Innovations in solar, wind and other renewable energy resources have become more prominent within our electrical generation system, but to unlock their full potential the power grid needs bigger, more reliable battery solutions.

Heavier demands are placed on these batteries compared to those used for electric vehicles (EVs) and mobile devices due to the daily, constant nature of electrical energy charge/discharge cycles, storage, transmission, and distribution. These stringent requirements coupled with the current limitations of available industrial-grade battery solutions have made utilities and investors alike hesitant to invest in large-scale battery storage projects, which complement renewable energy generation and provide a reliable alternative to traditional fossil fuels.

For this reason, more time, research, and capital need to be funneled into the development of Generation 2. 0 batteries in order to make the sustainable future of the power grid a reality. There is a starting point, lithium-ion batteries have demonstrated that they are reliable and capable in the consumer realm and now, investors are looking to transfer this success to batteries developed for the power grid and industrial use.

Gen 2.0 batteries will utilize material innovations, including silicon anodes, to increase charge/discharge cycles and energy density to meet industrial demands. New silicon precursors like cyclohexasilane (CHS) have shown that they can improve silicon anodes and drive lithium-ion battery performance by creating new chemistries and structures. 

These innovations make Gen 2.0 batteries, capable of delivering the performance needed for power grid, a reality. While these technologies exist, the question remains as to what will push us to the tipping point of mass adoption and investment for the purpose of renewable energy integration?

The push towards battery investment and integration

Batteries aside, one of the biggest drivers for industrial battery storage and sustainability, in general, is public sentiment. At the institutional level, major universities and corporations are slowly divesting their stake in fossil fuels, while at the retail level more investors are drawn to clean technology companies and together, these present a massive upside. However, the massive upside is only achievable should utilities and electrical generation companies commercialize their green technology at an effective price point.

Lithium-Ion Battery Lithium-Ion Battery Photo:

The battery technologies available today have made significant strides towards being able to accommodate renewable energy into the grid, but they still require new advancements to extend the cycle life and capacity demands that the grid sets forth.  The future hinges on sustainability and environmental conservation so manufacturers need to identify new ways to enhance industrial-grade battery capabilities to make clean energy a more reliable and cost-effective option.
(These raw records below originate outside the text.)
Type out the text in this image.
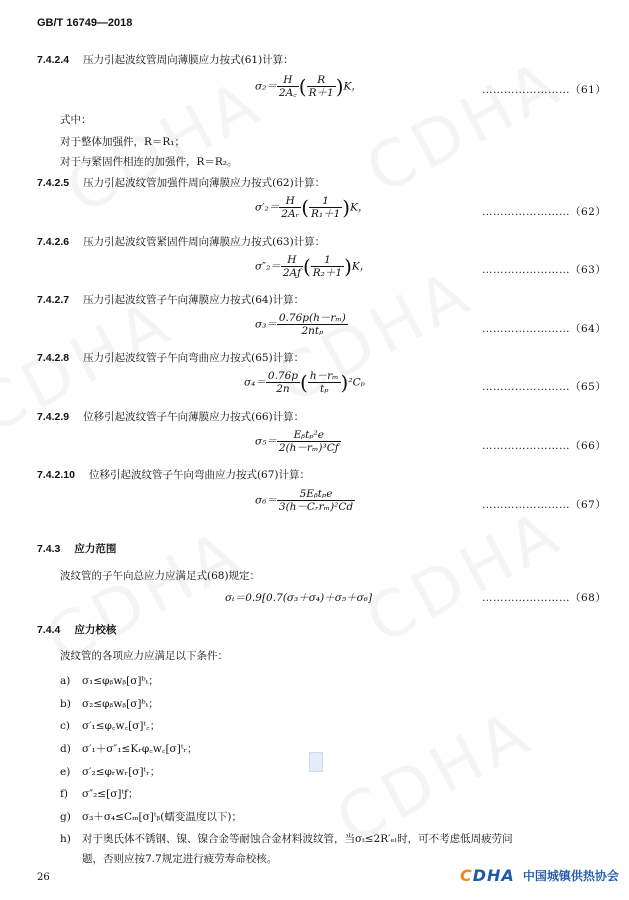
GB/T 16749—2018
7.4.2.4 压力引起波纹管周向薄膜应力按式(61)计算：
$\sigma_2= \frac{H}{2A꜀}$ ( $\frac{R}{R+1} )K$，	……………………（61）
式中：
对于整体加强件，R＝R₁；
对于与紧固件相连的加强件，R＝R₂。
7.4.2.5 压力引起波纹管加强件周向薄膜应力按式(62)计算：
$\sigma'_2= \frac{H}{\text{2Aᵣ}}$ ( $\frac{1}{\text{R₁＋1}} )K$，	……………………（62）
7.4.2.6 压力引起波纹管紧固件周向薄膜应力按式(63)计算：
$\sigma''_2= \frac{H}{2Aƒ}$ ( $\frac{1}{\text{R₂＋1}} )K$，	……………………（63）
7.4.2.7 压力引起波纹管子午向薄膜应力按式(64)计算：
$\sigma_3= \frac{\text{0.76p(h－rₘ)}}{\text{2ntₚ}}$	……………………（64）
7.4.2.8 压力引起波纹管子午向弯曲应力按式(65)计算：
$\sigma_4= \frac{0.76p}{2n}$ ( $\frac{\text{h－rₘ}}{\text{tₚ}} )^2C_p$	……………………（65）
7.4.2.9 位移引起波纹管子午向薄膜应力按式(66)计算：
$\sigma_5= \frac{\text{Eᵦtₚ²e}}{\text{2(h－rₘ)³Cƒ}}$	……………………（66）
7.4.2.10 位移引起波纹管子午向弯曲应力按式(67)计算：
$\sigma_6= \frac{\text{5Eᵦtₚe}}{\text{3(h－Cᵣrₘ)²Cd}}$	……………………（67）
7.4.3 应力范围
波纹管的子午向总应力应满足式(68)规定：
σₜ＝0.9[0.7(σ₃＋σ₄)＋σ₅＋σ₆]	……………………（68）
7.4.4 应力校核
波纹管的各项应力应满足以下条件：
a) σ₁≤φᵦwᵦ[σ]ᵇₜ；
b) σ₂≤φᵦwᵦ[σ]ᵇₜ；
c) σ′₁≤φ꜀w꜀[σ]ᵗ꜀；
d) σ′₁＋σ″₁≤Kᵣφ꜀w꜀[σ]ᵗᵣ；
e) σ′₂≤φᵣwᵣ[σ]ᵗᵣ；
f) σ″₂≤[σ]ᵗƒ；
g) σ₃＋σ₄≤Cₘ[σ]ᵗᵦ(蠕变温度以下)；
h) 对于奥氏体不锈钢、镍、镍合金等耐蚀合金材料波纹管，当σₜ≤2R′ₑₗ时，可不考虑低周疲劳问
题，否则应按7.7规定进行疲劳寿命校核。
26	CDHA 中国城镇供热协会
Building a bigger and better battery with silicon

Manufacturers must develop Gen 2.0 batteries that are built for longevity and designed to last under the constant charge and discharge cycles necessary when connected to renewable energy generation plants. To achieve this, researchers are exploring modifications to the battery chemistry of the battery anode. 

New material advancements to a lithium-ion battery’s anode can drastically improve capacity as well as improve charging cycle life; two of the biggest concerns and barriers to adoption for electric utilities. Most lithium-ion battery anodes generally use graphite, which works for our mobile devices but limits the capacity needed for the grid.

Replacing the graphite anode with silicon, possibly silicon quantum dots, silicon nanowires, or printed silicon structures, can unlock potential for the battery’s capacity by allowing up to 400% more lithium-ions to be stored in the anode. The more silicon a manufacturer can pack into the anode, the better suited it will be for the power grid. When structured properly, both increase battery capacity and reduces the amount of its degradation over time.

However, these highly desirable traits are not easy to achieve. In today’s Gen 1.0 lithium batteries, swelling, cracking and accelerated degradation become an issue as more lithium-ions are stored in the anode during charges. Manufacturers are exploring new ways to incorporate silicon without these negative results of lithiation. One such way is with a material known as cyclohexasilane, which is a form of silicon that is a liquid instead of a gas at room temperature.

Cyclohexasilane packs six times more silicon atoms per molecule compared to the standard monosilane used today and this has some advantage. Because it exists in a liquid state at room temperature, it can be used to create low cost, highly efficient silicon-based nanowires and quantum dots that are also scalable. Better control of the nanowire or quantum dot size and morphology can reduce swelling and degradation.

There are also advantages in using cyclohexasilane to create anode structures with porosities, extra space for the extra lithium-ions, which is superior to other silicon anode methods.  This in turn manages the swelling during lithiation and the batteries are able to withstand more charge/discharge cycles and ultimately have a longer cycle life in the field – meaning fewer installation and maintenance costs for utilities and greater return on investment for investors.

Silicon material advancements will address the growing need for batteries to provide the power performance and reliability for the mission-critical grid. New chemistries, new battery structures, and new materials like cyclohexasilane will be needed to deliver this level of performance. And with utilities and battery manufacturers committed to and invested in the pursuit of energy storage technologies that create the tipping point, the institutional and capital markets will follow, bringing the day of clean energy generation and deployment that much closer to reality.